Among the Shadows (2019) poster

Among the Shadows (2019)

Rating:


USA/France. 2019.

Crew

Director – Tiago Mesquita, Screenplay – Mark Morgan, Producer – Ross Otterman, Music – Drumplay, Chase Kuker, Carole Sabouraud & Ryan D. Wood, Visual Effects Supervisors – Sam Kryszek & Itai Levin, Production Design – Sophie Barbier & Noemie Gengler. Production Company – Jay-X Entertainment/Enjoy Movies/Nomenclature/Level Media.

Cast

Charlotte Beckett (Kristy Wolfe), Lindsay Lohan (Patricia Sherman), Gianni Capaldi (Lieutenant McGregor), Kristoffel Verdonck (President Richard Sherman), Domink Madani (Colin Haroosen), Reynald Biales (Frederik Forsyth), Barry Jay Minoff (Matthew Benoit), John Fanders (Harry Gladstone), Olivier Bonjour (Frank)


Plot

The year 2022. The European Union has been dissolved and replaced by the European Federation. In Paris, clans of werewolves and vampires hide their existence from the world. Kirsty Wolfe is a werewolf who acts as a private detective. She receives a phone call from her Uncle Harry, a werewolf member of the government of European Federation President Richard Sherman, just as Harry is shot with a silver bullet. Kristy is then hired by Patricia Sherman, wife of the president, to investigate Harry’s death. This takes her into a conspiracy among the werewolf clans and the political echelons of the European Federation.


Among the Shadows – not to be confused with the interesting invisibility film Above the Shadows (2019) that was released the same year – is a Werewolf Film. The opening credits set up the intriguing notion that it is set in a post-EU Europe. There’s also a set-up, not dissimilar to Underworld (2003) and sequels, of clans of werewolves (and vampires that are mentioned but barely make an appearance) who keep their existence hidden from the world but have infiltrated the halls of power. We’ve had WolfCop (2014) and sequel concerning a lycanthropic police officer, which was played as a comedy, but this offers the appealing notion (played seriously) of a protagonist who is a werewolf private detective, which must be a first for the genre.

On the other hand, Among the Shadows promptly falls down once you actually start to watch the film. It feels like an Underworld wannabe – that is if you were to take all the action, effects and much of the Gothique posing out of it. Director Tiago Mesquita’s set-ups look as though they were filmed quickly because he was on a tight shooting schedule and could only do limited takes of a shot.
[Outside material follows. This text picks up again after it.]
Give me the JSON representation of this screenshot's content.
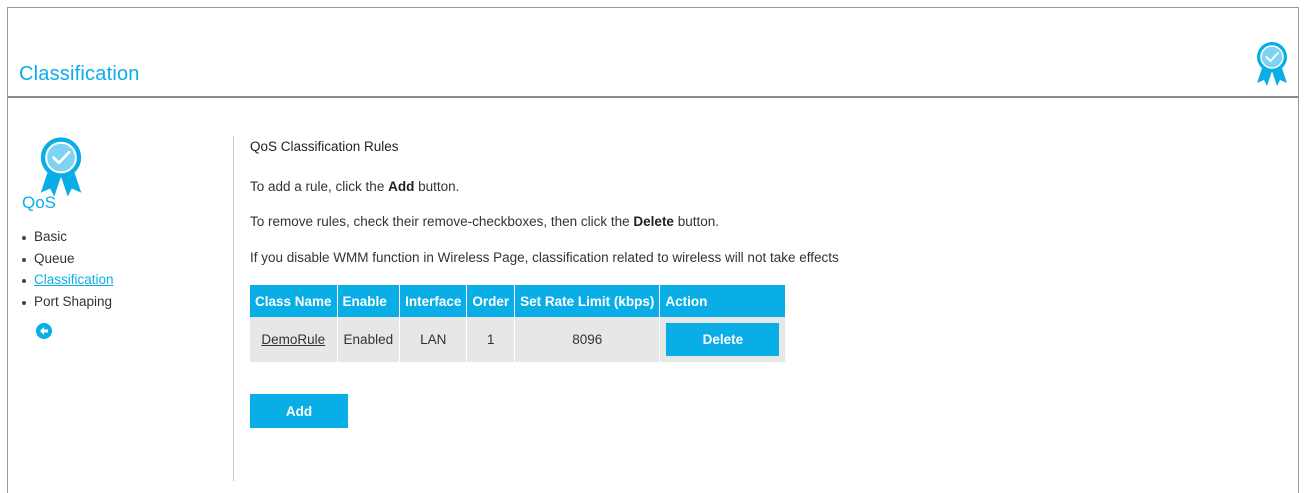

Where the film does work is when Mesquita makes great pictorial use of the Paris (and in a few scenes Rome and Belgian) locations, which have been chosen for their pictorial quality and give the film a great look.
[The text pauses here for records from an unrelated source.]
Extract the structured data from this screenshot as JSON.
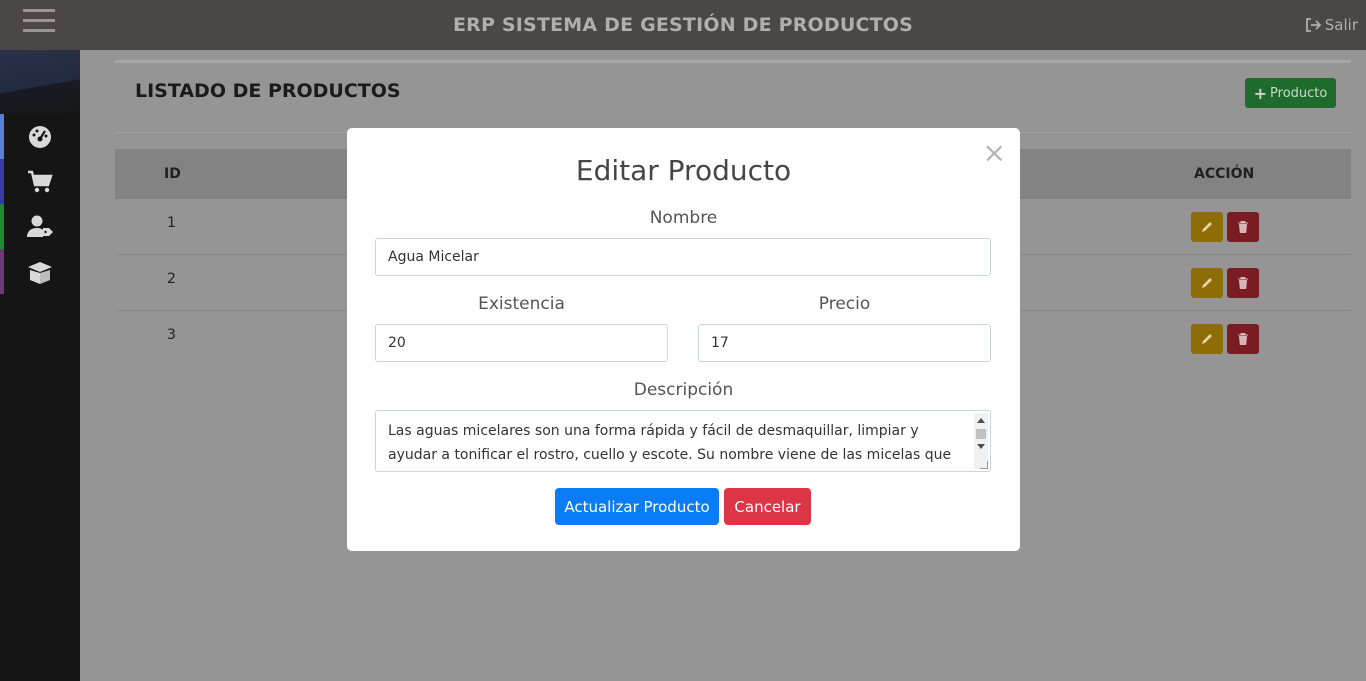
{
  "header": {
    "title": "ERP SISTEMA DE GESTIÓN DE PRODUCTOS",
    "logout_label": "Salir"
  },
  "sidebar": {
    "items": [
      {
        "icon": "dashboard-icon",
        "accent": "#5b7fd6"
      },
      {
        "icon": "cart-icon",
        "accent": "#3a3aa8"
      },
      {
        "icon": "user-tag-icon",
        "accent": "#1e8a2e"
      },
      {
        "icon": "box-open-icon",
        "accent": "#6a3a7a"
      }
    ]
  },
  "main": {
    "title": "LISTADO DE PRODUCTOS",
    "add_button_label": "Producto",
    "table": {
      "headers": {
        "id": "ID",
        "action": "ACCIÓN"
      },
      "rows": [
        {
          "id": "1"
        },
        {
          "id": "2"
        },
        {
          "id": "3"
        }
      ]
    }
  },
  "modal": {
    "title": "Editar Producto",
    "close_glyph": "×",
    "nombre_label": "Nombre",
    "nombre_value": "Agua Micelar",
    "existencia_label": "Existencia",
    "existencia_value": "20",
    "precio_label": "Precio",
    "precio_value": "17",
    "descripcion_label": "Descripción",
    "descripcion_value": "Las aguas micelares son una forma rápida y fácil de desmaquillar, limpiar y ayudar a tonificar el rostro, cuello y escote. Su nombre viene de las micelas que",
    "update_button": "Actualizar Producto",
    "cancel_button": "Cancelar"
  },
  "colors": {
    "topbar": "#4a4745",
    "primary": "#0a7cf5",
    "danger": "#dc3545",
    "success": "#28a745",
    "warning": "#ffc107"
  }
}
Werewolf private detective Katie Wolfe (Charlotte Beckett) and Patricia Sherman (Lindsay Lohan), wife of the President of the European Federation in Among the Shadows (2019)
(l to r) Werewolf private detective Katie Wolfe (Charlotte Beckett) and Patricia Sherman (Lindsay Lohan), wife of the President of the European Federation, in a Parisian cemetery

The main problem with the film is that it sets up the original idea of a werewolf private eye but the plot never kicks in as a detective story. There is a lot of happenings regarding the werewolf underground, the political machinations of the European Federation and the question of who killed Uncle Harry but none of it ever coalesces into a plot. Usually a detective story will be filled with twists, trails of clues, betrayals and so on. Here there is just people running around, some action scenes and the odd death. It is not even particularly clear why people are being killed, for instance.

Perhaps the most bizarre piece of stunt casting the film has – indeed, the only recognisable name present – is Lindsay Lohan, an actress more known for her tabloid headlines than her acting career, which at one point seemed promising. Here she is cast as, of all things, the wife of the President of the European Federation. The problem that becomes very obvious is that Lohan has only been available for a few days and so almost all of her appearances are single shots focused on her where clearly the others she is reacting to have been filmed later, or where she is just appearing on a tv monitor or computer screen or has been green-screened into a shot.